Un elemento importante per il riposo è la qualità del sonno, che spesso si traduce nella ricerca della qualità negli strumenti che permettono il riposo; il miglior materasso, magari accompagnato da un buon cuscino, permette di evitare la frammentazione del sonno e l’affaticamento della cervicale.

Galleria di immagini: Problemi del sonno

Oltre che dal cuscino e dal materasso, la qualità del sonno dipende molto dall’alimentazione del soggetto, non a caso si dice che ci esagera troppo a cena rischia di avere un sonno travagliato. La spiegazione sta nel fatto che di notte si entra nella fase anabolica, ovvero nella fase di assimilazione dei valori nutritivi. Per questo motivo, è necessario consumare a cena carboidrati e proteine e soprattutto è sconsigliato saltare il pasto.

Inoltre, chi soffre di insonnia o non riesce a dormire in modo continuo dovrebbe evitare il consumo di sostanze che contengono caffeina, sia nel tardo pomeriggio che in serata.

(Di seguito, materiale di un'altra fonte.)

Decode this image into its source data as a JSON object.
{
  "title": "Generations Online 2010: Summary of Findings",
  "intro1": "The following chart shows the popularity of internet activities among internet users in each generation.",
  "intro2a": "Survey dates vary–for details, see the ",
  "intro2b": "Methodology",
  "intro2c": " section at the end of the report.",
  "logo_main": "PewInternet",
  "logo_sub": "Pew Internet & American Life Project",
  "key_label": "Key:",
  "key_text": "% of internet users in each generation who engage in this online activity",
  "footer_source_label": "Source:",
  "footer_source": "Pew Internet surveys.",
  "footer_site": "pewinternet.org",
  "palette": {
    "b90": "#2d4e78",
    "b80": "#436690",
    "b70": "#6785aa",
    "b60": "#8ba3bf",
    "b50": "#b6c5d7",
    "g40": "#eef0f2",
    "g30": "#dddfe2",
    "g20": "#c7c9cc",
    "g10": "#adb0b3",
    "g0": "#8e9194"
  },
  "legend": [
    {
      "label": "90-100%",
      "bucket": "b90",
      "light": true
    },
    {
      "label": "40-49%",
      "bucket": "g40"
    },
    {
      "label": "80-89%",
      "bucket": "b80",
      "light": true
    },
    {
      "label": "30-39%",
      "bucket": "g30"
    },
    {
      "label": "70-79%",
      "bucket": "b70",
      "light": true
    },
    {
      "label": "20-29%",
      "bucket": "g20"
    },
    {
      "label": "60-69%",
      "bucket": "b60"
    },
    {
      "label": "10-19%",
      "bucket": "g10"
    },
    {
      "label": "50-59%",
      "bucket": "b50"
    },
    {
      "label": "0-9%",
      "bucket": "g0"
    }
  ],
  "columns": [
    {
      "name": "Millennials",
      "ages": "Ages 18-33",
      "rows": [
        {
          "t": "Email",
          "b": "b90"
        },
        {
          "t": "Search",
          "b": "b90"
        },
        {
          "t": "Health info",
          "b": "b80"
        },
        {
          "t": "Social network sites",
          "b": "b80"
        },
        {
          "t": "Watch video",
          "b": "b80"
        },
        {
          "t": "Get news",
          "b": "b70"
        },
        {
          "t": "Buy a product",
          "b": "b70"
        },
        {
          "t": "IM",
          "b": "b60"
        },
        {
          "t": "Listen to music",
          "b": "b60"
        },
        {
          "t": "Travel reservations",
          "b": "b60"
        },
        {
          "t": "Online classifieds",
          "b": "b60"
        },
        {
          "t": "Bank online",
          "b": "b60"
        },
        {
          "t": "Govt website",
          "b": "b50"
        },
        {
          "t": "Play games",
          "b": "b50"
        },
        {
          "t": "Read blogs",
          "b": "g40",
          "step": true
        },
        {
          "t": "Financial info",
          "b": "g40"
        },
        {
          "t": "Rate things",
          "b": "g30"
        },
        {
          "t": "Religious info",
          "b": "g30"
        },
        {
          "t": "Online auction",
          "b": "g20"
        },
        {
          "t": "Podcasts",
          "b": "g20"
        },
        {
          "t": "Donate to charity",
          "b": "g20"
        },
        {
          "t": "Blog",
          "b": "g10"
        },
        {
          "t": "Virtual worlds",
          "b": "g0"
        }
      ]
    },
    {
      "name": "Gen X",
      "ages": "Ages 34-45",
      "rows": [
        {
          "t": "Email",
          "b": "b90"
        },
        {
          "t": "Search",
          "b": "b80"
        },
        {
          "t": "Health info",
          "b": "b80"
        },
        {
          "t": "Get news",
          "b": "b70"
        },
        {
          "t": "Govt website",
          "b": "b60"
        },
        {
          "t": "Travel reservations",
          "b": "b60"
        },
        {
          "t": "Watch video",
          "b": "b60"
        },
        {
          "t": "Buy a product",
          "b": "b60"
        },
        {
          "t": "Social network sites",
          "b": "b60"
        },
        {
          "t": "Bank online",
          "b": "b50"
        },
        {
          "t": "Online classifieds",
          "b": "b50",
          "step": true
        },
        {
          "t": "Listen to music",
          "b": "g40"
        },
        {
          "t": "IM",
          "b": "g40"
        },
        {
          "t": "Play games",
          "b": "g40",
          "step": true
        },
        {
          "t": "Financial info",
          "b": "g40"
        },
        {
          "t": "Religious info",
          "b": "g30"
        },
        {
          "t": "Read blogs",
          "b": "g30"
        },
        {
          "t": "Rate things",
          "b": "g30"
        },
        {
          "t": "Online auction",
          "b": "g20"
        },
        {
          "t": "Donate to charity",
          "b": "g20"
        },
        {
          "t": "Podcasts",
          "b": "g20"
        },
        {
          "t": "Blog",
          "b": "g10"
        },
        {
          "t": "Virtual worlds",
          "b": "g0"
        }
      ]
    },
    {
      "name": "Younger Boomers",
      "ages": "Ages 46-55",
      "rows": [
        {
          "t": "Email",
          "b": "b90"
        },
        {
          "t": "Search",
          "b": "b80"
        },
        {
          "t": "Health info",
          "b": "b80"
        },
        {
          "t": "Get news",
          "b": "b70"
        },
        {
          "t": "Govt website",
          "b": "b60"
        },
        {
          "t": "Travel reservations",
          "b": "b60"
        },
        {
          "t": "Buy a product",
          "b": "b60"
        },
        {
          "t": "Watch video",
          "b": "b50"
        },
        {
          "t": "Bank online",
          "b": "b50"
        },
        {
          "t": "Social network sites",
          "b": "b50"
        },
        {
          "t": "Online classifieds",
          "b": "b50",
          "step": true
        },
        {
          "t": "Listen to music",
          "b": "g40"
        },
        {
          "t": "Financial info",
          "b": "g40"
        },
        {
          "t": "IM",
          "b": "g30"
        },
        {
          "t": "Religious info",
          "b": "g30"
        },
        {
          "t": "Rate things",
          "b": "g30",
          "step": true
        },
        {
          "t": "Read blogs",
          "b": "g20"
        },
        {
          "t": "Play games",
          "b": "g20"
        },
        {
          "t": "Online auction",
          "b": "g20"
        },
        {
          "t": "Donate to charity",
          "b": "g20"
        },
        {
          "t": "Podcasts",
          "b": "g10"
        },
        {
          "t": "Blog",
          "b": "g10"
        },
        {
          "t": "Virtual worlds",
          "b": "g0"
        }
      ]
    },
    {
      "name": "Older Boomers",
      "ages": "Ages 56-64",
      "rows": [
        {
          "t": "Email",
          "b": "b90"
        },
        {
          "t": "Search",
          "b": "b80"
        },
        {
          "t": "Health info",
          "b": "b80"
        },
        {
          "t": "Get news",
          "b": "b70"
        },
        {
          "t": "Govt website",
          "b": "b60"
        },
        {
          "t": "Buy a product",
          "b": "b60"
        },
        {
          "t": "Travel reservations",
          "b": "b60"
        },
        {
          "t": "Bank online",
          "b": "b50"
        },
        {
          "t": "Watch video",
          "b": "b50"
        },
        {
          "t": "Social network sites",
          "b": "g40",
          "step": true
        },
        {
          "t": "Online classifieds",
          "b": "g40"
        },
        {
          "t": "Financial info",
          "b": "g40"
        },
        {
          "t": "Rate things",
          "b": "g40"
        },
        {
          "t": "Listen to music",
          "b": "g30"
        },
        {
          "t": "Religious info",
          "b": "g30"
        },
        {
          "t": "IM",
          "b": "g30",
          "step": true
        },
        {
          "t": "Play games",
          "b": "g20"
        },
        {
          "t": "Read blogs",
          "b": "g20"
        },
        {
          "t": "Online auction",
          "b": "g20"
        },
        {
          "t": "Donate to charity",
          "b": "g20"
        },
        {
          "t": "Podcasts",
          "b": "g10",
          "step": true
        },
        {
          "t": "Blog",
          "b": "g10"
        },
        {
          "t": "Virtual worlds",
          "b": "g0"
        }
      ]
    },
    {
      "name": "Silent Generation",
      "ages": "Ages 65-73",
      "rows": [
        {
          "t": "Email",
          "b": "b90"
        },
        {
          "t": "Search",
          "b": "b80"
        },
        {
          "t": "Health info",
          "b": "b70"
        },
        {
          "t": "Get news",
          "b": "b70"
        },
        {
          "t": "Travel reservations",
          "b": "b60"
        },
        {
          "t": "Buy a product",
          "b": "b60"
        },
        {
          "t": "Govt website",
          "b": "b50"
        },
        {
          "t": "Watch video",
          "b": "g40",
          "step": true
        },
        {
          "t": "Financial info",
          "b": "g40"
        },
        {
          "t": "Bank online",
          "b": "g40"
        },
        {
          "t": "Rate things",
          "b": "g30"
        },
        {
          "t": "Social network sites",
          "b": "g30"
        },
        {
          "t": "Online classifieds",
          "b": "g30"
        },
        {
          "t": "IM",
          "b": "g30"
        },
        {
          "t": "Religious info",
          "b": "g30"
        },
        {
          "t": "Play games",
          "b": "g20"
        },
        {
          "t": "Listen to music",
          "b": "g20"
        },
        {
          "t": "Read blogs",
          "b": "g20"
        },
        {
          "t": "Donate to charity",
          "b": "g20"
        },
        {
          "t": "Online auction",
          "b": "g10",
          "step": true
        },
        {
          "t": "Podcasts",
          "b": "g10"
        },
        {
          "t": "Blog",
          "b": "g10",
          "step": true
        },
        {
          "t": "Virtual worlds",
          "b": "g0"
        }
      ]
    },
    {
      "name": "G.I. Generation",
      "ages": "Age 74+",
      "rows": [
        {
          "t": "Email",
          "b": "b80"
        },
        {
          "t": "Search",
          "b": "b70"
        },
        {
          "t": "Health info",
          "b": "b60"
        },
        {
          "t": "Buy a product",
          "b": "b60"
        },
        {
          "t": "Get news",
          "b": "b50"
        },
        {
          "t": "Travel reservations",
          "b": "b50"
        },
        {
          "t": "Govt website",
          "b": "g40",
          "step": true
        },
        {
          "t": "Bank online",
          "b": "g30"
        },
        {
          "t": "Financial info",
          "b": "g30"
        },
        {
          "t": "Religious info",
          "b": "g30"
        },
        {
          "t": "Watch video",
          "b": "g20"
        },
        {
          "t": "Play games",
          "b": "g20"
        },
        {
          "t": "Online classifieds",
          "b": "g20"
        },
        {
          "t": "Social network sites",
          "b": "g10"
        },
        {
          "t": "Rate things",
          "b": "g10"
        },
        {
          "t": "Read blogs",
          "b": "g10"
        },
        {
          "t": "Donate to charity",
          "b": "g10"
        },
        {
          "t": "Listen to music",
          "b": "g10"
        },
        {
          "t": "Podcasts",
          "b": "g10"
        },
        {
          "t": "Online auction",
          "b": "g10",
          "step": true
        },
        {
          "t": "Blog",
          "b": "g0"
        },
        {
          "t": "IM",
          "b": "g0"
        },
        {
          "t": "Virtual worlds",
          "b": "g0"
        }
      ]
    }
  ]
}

Anche la posizione del riposo è importante. Dormire a pancia in giù, secondo gli esperti, porterebbe la colonna vertebrale ad assumere posizioni innaturali, rallentando quindi il recupero psichico e muscolare e provocando dolori alla schiena.

L’allenamento intenso può stancare il fisico ed essere addirittura un disturbo per il riposo notturno. A causa dell’eccessivo acido lattico prodotto dai muscoli, si rischiano crampi e dolori che potrebbero interrompere anche la fase più profonda del sonno.

Per questo motivo è bene correre ai ripari: è importantissimo il ruolo dello stretching, magari terminando l’allenamento con esercizi meno intensi dei precedenti, in modo da permettere il riposo del corpo. È inoltre consigliata una doccia rilassante prima di riposarsi a letto, magari accompagnata da un massaggio mirato ai muscoli sforzati durante l’allenamento.

Per migliorare il recupero dei muscoli, soprattutto dopo gli allenamenti alle gambe, può essere d’aiuto poggiare le caviglie su un rialzo, in modo da aiutare il ritorno venoso sia per soggetti sani che per coloro che soffrono di problemi di circolazione sanguigna.

Infine, per la gestione dello stress conviene utilizzare tecniche di rilassamento per conciliare il sonno ed evitare psicofarmaci quali barbiturici e sonniferi.